In criminal law, the defendant who elects to plead guilty must do so without reservations or explanations, no matter how powerful they may be. There is no such plea of "guilty with an explanation." It is only in the sentencing phase of the trial, after wrongdoing has been established by his or her admission of guilt, that the defendant may address such factors that may (or may not) mitigate or explain the wrong committed.

So, too, in the case of the alcoholic addict an admission of our wrong thinking and wrongdoings must precede the amends we make and the redemption we seek; for it is through the admission of our wrongs in our initial and continuing moral inventories, and in making amends for such wrongs where possible (i.e., when doing so does not harm others), that we address the root cause, rather than the symptoms, of our alcoholic addiction - the acute self-consciousness and ego-centric thinking we had seemingly escaped from by using booze and/or drugs.
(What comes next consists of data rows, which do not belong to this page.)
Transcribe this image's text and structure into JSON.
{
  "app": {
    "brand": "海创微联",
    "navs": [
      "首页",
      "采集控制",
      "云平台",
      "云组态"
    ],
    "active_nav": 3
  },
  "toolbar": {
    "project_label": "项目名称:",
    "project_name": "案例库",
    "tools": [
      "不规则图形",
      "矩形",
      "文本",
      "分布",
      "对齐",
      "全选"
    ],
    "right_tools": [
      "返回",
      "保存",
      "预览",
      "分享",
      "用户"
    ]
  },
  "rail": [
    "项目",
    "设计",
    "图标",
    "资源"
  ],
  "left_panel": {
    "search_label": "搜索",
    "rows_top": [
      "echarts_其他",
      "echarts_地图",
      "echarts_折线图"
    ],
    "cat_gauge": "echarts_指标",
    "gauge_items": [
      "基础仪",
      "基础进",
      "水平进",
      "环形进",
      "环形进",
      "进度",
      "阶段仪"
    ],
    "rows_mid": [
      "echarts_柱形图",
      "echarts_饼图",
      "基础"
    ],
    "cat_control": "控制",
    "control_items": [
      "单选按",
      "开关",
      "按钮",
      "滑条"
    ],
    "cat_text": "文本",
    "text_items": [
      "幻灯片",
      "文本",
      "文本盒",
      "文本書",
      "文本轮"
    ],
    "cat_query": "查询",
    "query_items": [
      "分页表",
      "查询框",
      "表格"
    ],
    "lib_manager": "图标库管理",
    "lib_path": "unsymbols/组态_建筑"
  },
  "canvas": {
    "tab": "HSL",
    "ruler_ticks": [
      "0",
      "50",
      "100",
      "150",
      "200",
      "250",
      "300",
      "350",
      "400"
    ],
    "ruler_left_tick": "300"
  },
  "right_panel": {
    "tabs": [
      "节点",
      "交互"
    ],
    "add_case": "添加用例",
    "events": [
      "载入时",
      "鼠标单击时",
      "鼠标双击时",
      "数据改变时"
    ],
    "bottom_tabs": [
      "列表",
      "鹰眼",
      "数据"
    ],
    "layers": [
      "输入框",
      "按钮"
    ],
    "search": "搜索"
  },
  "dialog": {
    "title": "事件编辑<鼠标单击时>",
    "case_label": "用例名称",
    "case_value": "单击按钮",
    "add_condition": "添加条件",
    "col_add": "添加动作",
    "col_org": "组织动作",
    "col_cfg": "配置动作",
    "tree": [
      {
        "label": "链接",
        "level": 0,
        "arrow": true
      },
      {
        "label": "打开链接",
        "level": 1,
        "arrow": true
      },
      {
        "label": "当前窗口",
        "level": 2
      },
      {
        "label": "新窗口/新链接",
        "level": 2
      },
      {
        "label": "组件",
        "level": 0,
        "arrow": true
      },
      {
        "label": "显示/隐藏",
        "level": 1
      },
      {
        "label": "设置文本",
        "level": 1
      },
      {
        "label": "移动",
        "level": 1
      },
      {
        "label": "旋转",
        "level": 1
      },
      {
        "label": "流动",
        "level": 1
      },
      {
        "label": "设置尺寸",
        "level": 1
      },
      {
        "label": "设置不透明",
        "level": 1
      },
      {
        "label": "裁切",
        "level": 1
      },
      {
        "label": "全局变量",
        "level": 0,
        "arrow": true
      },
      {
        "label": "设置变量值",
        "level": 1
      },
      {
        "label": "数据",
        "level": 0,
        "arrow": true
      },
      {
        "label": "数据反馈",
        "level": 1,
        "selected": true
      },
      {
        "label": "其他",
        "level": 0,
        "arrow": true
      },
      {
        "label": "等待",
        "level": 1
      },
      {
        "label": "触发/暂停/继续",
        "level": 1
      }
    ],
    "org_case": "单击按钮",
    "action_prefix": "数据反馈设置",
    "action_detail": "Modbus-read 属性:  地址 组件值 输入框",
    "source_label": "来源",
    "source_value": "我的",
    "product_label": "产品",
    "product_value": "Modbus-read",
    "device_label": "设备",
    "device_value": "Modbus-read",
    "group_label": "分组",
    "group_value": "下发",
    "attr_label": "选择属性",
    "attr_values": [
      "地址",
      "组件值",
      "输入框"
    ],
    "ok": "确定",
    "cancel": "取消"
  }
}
We must freely admit our wrongdoings and then make amends for them, where possible, if we are to overcome the powerful grip of the human ego, a grip that is only strengthened by the feelings of guilt, shame and remorse that we continue to harbour. Like anger, such powerful feelings are best left to those "better qualified" to handle them, for unresolved they are likely to lead us back into the throes of our active addiction, or worse.

Thus, it is by facing and making amends for our wrong actions, rather than by trying to explain away (mostly to ourselves) the guilt and shame we feel in light of such actions, that we are freed from "the wreckage of our past." It is by doing so that we are cut loose from (or, at least, we loosen) the ties of our "old ideas, emotions and attitudes," the mental constructs which seemingly grip us so irrevocably in the throes of our egoic, smaller selves. And, it is by doing so, that we finally awaken to at least the possibility of our emergence into what Bill W. so aptly described as "the sunlight of the Spirit."

If we balk from examining our resentments, fears and conduct, we will inevitably remain in the sway of our own unremedied self, and it will be this smaller self (i.e., the false self of the human ego) that will continue to act as our prosecutor, judge, jury, jailer and (potentially) executor.